В квартире Льётольва гуляло эхо: он любил минимализм, поэтому мебели здесь почти не было. Вдоль стен гигантской комнаты-студии стояли чистые полотна и картины, несколько мольбертов пристроились у окна, там же, на полу, лежали краски, у другой стены ютился кухонный уголок с плитой, холодильником и барной стойкой. Пустота. И только в углу крошечная дверь в спальню.
— Эта квартира совсем не похожа на Льё, — удивленно шепнула Ада.
— В смысле?
— Ну… Он кажется совсем другим, его хочется видеть в изысканных интерьерах…
— А… Нет. Настоящий Льё вот такой — холст, на котором что-то нужно написать. Он неотделим от своего творчества. Всё остальное его мало волнует. Только он сам и картины. Истинный экзистенциалист. Уникальный в своём роде.
— Так странно, — она нерешительно открыла дверь в спальню.
Мне обстановка была хорошо знакома, сколько времени мы провели тут вместе с другом, обсуждая всякую ерунду и серьезные рабочие планы… Узкая кровать, шкаф, встроенный в стену, а вместо тумбочки у кровати табуретка. Обычная деревянная табуретка, выкрашенная Льё в белый цвет. И три окна. Ада сразу подошла к ближайшему, с интересом рассматривая вид.
— Будапешт напоминает…
— Ага, Льё из-за этого и выбрал квартиру. Скучает он.
— М?
— Он же родился недалеко от Будапешта и жил там довольно долго.
— Надо же… И ни слова не сказал, — Ада переходила от одного окна к другому, пока я собирал вещи.
— Это ж Льётольв, что ты хочешь от него? Спросила бы, может и ответил. А так он не любит говорить о себе.
— Вы с ним больше, чем братья, да? — бросила Ада невесомый вопрос и упала на кровать, раскинув руки.
— Не знаю.
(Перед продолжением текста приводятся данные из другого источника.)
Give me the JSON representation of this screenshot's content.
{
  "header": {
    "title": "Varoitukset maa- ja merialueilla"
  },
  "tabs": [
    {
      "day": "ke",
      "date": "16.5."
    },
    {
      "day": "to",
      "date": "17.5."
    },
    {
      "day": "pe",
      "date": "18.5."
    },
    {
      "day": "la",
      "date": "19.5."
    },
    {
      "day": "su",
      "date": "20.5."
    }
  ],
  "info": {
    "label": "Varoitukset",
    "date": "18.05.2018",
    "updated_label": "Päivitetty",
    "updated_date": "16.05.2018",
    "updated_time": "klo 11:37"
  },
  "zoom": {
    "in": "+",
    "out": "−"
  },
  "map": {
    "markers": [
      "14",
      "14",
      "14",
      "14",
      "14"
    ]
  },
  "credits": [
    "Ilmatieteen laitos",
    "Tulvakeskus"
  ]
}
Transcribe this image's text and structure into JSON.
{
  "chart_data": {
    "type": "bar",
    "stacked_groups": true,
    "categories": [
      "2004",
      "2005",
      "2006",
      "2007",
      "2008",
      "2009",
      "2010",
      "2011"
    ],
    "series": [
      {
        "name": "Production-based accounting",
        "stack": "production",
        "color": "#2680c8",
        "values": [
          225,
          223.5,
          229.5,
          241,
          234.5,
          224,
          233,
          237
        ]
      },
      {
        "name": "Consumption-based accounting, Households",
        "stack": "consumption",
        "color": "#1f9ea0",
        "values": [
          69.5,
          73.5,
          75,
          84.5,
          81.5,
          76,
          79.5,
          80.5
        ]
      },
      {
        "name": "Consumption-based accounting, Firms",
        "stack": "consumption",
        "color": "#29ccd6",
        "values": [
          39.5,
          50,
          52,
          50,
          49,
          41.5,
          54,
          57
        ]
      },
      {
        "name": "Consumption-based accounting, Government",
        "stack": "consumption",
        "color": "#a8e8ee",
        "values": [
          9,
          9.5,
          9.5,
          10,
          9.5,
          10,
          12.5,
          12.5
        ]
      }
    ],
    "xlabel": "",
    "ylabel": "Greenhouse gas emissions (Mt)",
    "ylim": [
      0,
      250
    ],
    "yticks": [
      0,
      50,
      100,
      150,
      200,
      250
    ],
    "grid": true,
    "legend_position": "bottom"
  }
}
Можно и так сказать, наверное. Когда столько лет проводишь рядом с кем-то… А мы ещё и работали вместе, да и сколько раз я его вытаскивал… Спасал. Мы проросли друг в друга, на полном серьёзе. Так что…
— Грустно это, Ден.
— Если не думать о будущем, то нормально. Я вроде всё собрал, что надо. Поехали?
— А это что? — Ада подскочила и залезла в шкаф, вытаскивая оттуда длинное белое пальто, сшитое под мундир, с золотыми пряжками вместо пуговиц.
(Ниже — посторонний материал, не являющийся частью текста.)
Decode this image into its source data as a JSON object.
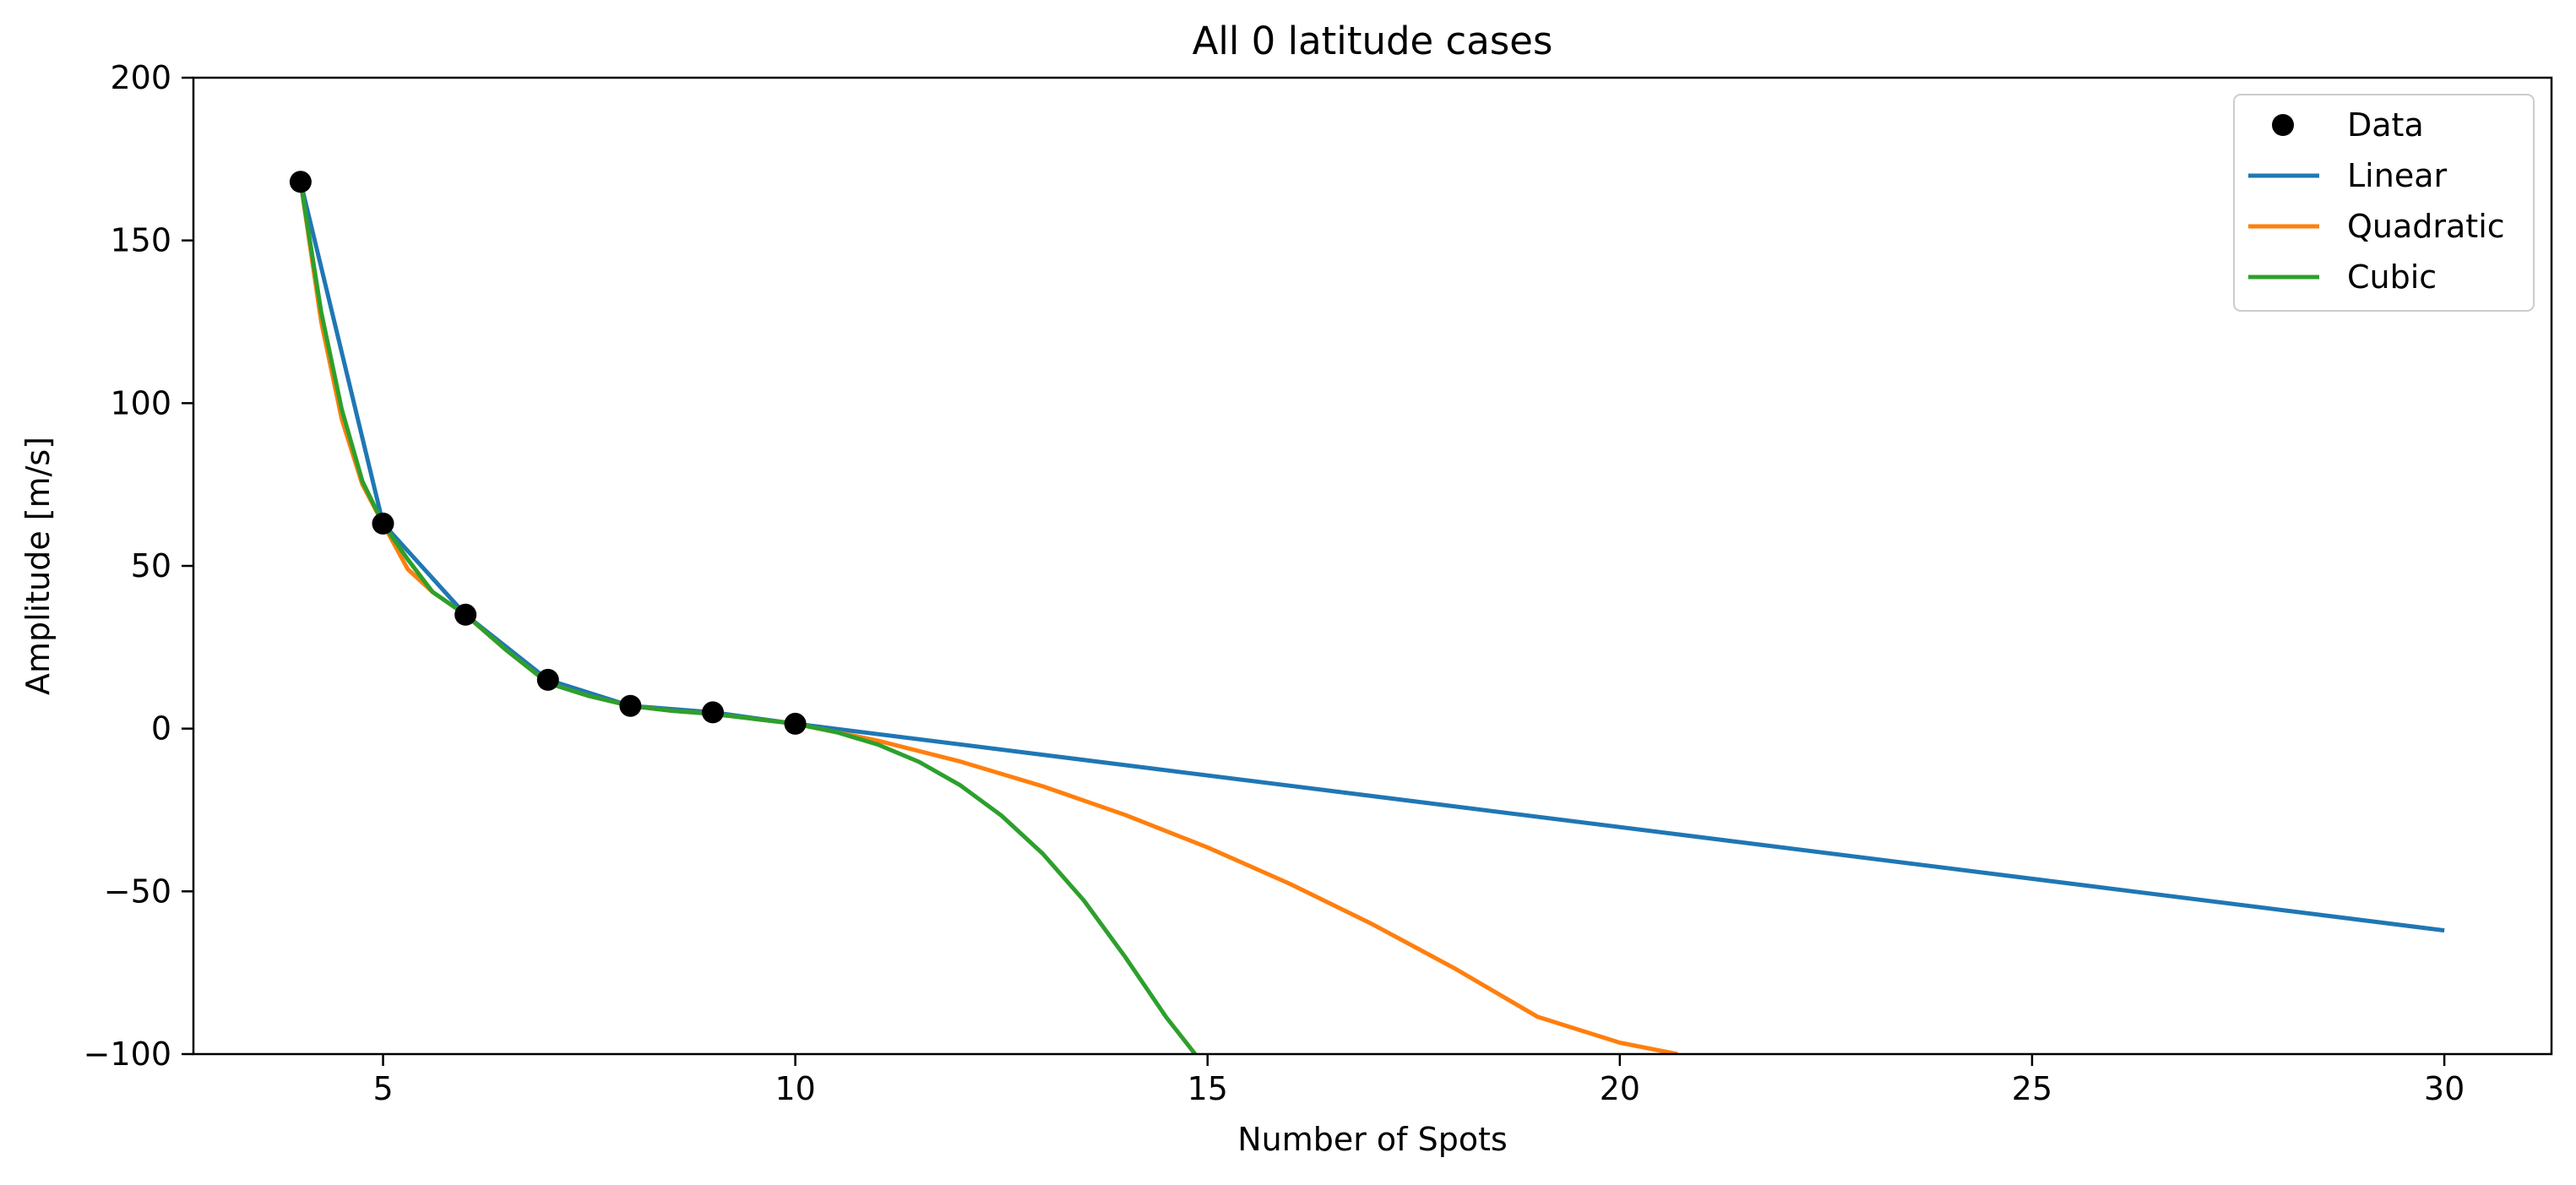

— Пальто, — как можно безразличнее сказал я. Что ж Аду потянуло к нему? Если бы она знала, с какими трагическими воспоминаниями оно связано. — Оставь, слишком маркое и не по погоде.
— Мне нравится, дай хотя бы примерить, — она накинула его на себя и покрутилась перед зеркальной дверью. Красиво. Будто на неё сшито. Я невольно залюбовался, Ада светилась от счастья, неожиданно и беспричинно. Светлая ткань оттеняла тёмные волосы и подчеркивала ровный тон кожи, а золотые отблески перекликались с огненной сущностью, мелькающей в глазах.